I was a starting my economics studies at the time, and I wasn’t fully aware of the depth and braveness of the reforms Pérez was attempting. As the months went by and I studied my profession in more detail, we all realized what he was doing was unprecedented. For the first time ever, Venezuela was trying its hand at capitalism. It was also failing at it.
Still, the experiment marked me, along with a generation of economists and other students. For a brief moment in time, we thought this could be a country where, yes, we could argue about free trade agreements and about the right way to privatize money-wasting state companies. A country where we could discuss whether or not the newly-independent Central Bank should intervene in the currency market, or whether supply and demand should take care of the price of the dollar on their own. A country where we could think of ways of making the stock market bigger, not smaller, and where we could analyze ways to implement social policy in a targeted manner.

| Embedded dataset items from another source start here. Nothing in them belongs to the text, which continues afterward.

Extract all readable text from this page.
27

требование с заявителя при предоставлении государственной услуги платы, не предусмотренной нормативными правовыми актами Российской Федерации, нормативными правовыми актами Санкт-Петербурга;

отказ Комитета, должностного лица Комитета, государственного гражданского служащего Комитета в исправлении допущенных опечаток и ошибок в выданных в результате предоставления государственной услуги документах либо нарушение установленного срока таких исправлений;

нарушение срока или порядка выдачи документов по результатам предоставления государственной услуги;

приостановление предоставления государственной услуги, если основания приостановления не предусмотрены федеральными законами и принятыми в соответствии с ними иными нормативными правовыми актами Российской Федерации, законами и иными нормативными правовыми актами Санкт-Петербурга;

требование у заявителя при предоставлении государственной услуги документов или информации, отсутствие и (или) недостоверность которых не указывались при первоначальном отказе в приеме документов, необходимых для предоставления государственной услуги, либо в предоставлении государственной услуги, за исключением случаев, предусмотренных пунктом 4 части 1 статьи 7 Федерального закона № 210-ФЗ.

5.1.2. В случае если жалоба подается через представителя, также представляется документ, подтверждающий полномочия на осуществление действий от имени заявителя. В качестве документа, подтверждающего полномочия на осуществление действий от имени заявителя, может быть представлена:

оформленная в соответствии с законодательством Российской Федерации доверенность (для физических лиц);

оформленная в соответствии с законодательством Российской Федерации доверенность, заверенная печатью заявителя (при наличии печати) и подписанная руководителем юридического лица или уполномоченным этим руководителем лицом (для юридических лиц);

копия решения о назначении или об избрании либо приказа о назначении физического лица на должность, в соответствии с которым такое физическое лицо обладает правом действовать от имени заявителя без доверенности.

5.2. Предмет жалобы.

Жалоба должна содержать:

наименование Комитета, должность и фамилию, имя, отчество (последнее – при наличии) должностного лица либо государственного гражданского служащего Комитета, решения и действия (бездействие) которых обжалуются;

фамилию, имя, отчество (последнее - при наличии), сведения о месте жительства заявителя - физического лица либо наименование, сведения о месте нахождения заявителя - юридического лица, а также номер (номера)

For my generation, Miguel, Ricardo, Moisés, Imelda, and the others became an inspiration, and for that I owe them a load of gratitude. But all that’s in the past now.
Yes, many mistakes were made, and the timing of the policy implementation was off. More emphasis should have been given to social policy.
In spite of that, twenty years of poor economic performance have proven Pérez right. We should not be ashamed to admit that the revolutionary Gran Viraje was, in a broad sense, the right way to go.